CNBC’s website said that SeaIntel's report clarified that in light of falling fuel prices, ships can buy more fuel and take the longer Cape of Good Hope route — compared with the route passing through the Suez Canal — at a faster speed, which would save time and, on average, $235,000 per voyage. The report also indicated that from October to February, 115 vessels returning to Asia from northern Europe and the US East Coast sailed around South Africa instead of using a canal.

In several press releases, statements, speeches and phone calls to TV shows, Suez Canal Authority chief Adm. Mohab Mamish said that 115 vessels represent only a fraction of the more than 17,000 vessels that passed through the Suez Canal in 2015. He also noted that since the canal was improved to handle larger vessels, its earnings are no longer measured simply by how many ships pass through, but rather by the number of vessels and their cargo.

The Cape of Good Hope route, he added, is a substantial 12 days longer than the route through the Suez Canal.

Tarek Hassanein, the Suez Canal Authority’s media officer, told Al-Monitor the authority isn’t concerned by SeaIntel’s report that the drop in fuel prices makes it less expensive for ships to travel the longer route.

A news release from the authority noted fuel prices dropped from $110 per barrel in mid-2014 to $30 a barrel in the last quarter of 2015. However, despite the drop, the Suez Canal earned $401.4 million in February 2016, a 5.1% increase compared with the February 2015 figure of $381.9 million. It said 1,300 vessels sailed through the canal in February 2016, a 6.6% increase compared with February 2015, which saw 1,219 vessels.

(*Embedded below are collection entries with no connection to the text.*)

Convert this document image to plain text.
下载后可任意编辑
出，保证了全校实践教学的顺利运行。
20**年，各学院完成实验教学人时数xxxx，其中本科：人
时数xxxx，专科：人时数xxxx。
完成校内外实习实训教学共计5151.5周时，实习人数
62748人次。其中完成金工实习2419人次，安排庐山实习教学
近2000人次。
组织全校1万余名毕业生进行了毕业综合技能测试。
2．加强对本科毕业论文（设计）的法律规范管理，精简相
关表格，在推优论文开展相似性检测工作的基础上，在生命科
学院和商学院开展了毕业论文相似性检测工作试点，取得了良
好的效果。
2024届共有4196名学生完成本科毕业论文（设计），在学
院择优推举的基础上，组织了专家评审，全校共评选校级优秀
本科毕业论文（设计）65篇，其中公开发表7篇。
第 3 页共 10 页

The total load of all vessels in February 2015 was 77.7 million tons, compared with 73 million tons in February 2014, a 6.4% increase.

The news release added that 17,483 vessels passed through the canal in all of 2015, an increase of 2% compared with 2014, while the net loads reached 998.7 million tons, an increase of 3.7% over 2014. Consequently, 2015 earnings reached a record 40 billion Egyptian pounds (about $4.5 billion at current exchange rate).

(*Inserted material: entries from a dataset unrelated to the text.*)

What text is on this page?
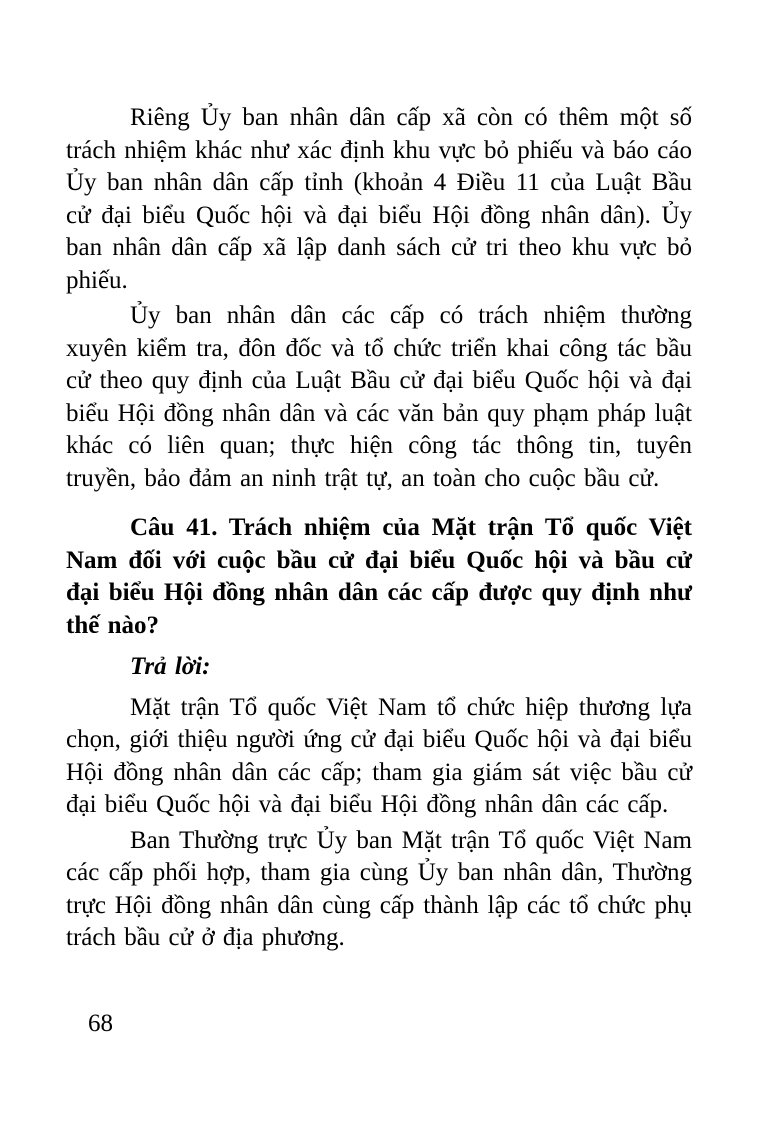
Riêng Ủy ban nhân dân cấp xã còn có thêm một số trách nhiệm khác như xác định khu vực bỏ phiếu và báo cáo Ủy ban nhân dân cấp tỉnh (khoản 4 Điều 11 của Luật Bầu cử đại biểu Quốc hội và đại biểu Hội đồng nhân dân). Ủy ban nhân dân cấp xã lập danh sách cử tri theo khu vực bỏ phiếu.

Ủy ban nhân dân các cấp có trách nhiệm thường xuyên kiểm tra, đôn đốc và tổ chức triển khai công tác bầu cử theo quy định của Luật Bầu cử đại biểu Quốc hội và đại biểu Hội đồng nhân dân và các văn bản quy phạm pháp luật khác có liên quan; thực hiện công tác thông tin, tuyên truyền, bảo đảm an ninh trật tự, an toàn cho cuộc bầu cử.

Câu 41. Trách nhiệm của Mặt trận Tổ quốc Việt Nam đối với cuộc bầu cử đại biểu Quốc hội và bầu cử đại biểu Hội đồng nhân dân các cấp được quy định như thế nào?

Trả lời:

Mặt trận Tổ quốc Việt Nam tổ chức hiệp thương lựa chọn, giới thiệu người ứng cử đại biểu Quốc hội và đại biểu Hội đồng nhân dân các cấp; tham gia giám sát việc bầu cử đại biểu Quốc hội và đại biểu Hội đồng nhân dân các cấp.

Ban Thường trực Ủy ban Mặt trận Tổ quốc Việt Nam các cấp phối hợp, tham gia cùng Ủy ban nhân dân, Thường trực Hội đồng nhân dân cùng cấp thành lập các tổ chức phụ trách bầu cử ở địa phương.

68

This shows that vessels keep using the Suez Canal despite its tariffs and the oil slump. Mohamed Kamel, a navigation researcher, attributes this to sailing schedules.

“Despite the global economic crisis, some vessels are still bound by [strict] sailing schedules,” he said.

Said Ayoub, former captain and navigation expert, told Al-Monitor it’s not just a matter of increasing speed to make up for a longer route.

“It is not logical to assume that vessels may increase their speed to reduce the sailing time via the Cape of Good Hope route, since vessels abide by different speed limits in straits and among commercial fleets. The speed is controlled to a great extent by the load and the weather conditions, which are factors that professional transport companies try to avoid by opting for shorter routes.”

He said the Suez Canal will remain less costly despite the drop in fuel costs because longer distances “reduce the lifespan of each vessel and increase maintenance costs and possibly the quantity of defective transported goods, food commodities in particular.” Concerning SeaIntel's report, he said, “The 115 vessels mentioned in the report might have carried goods from Europe or America to Africa or vice versa, but part of the goods were addressed to the countries of the western cost of Africa, so they were obliged to sail through the Cape of Good Hope.”

Farag Abdel Fattah, an economics professor with the faculty of economics and political science at Cairo University, told Al-Monitor that lower fuel costs could actually work in the canal’s favor.

“Lower oil prices will consequently reduce the shipping costs, which may promote imports and exports between Asia and Europe — thus increasing [competition and traffic] and leading to crammed sailing schedules. To meet the schedules, the vessels will be forced to take the Suez Canal route.”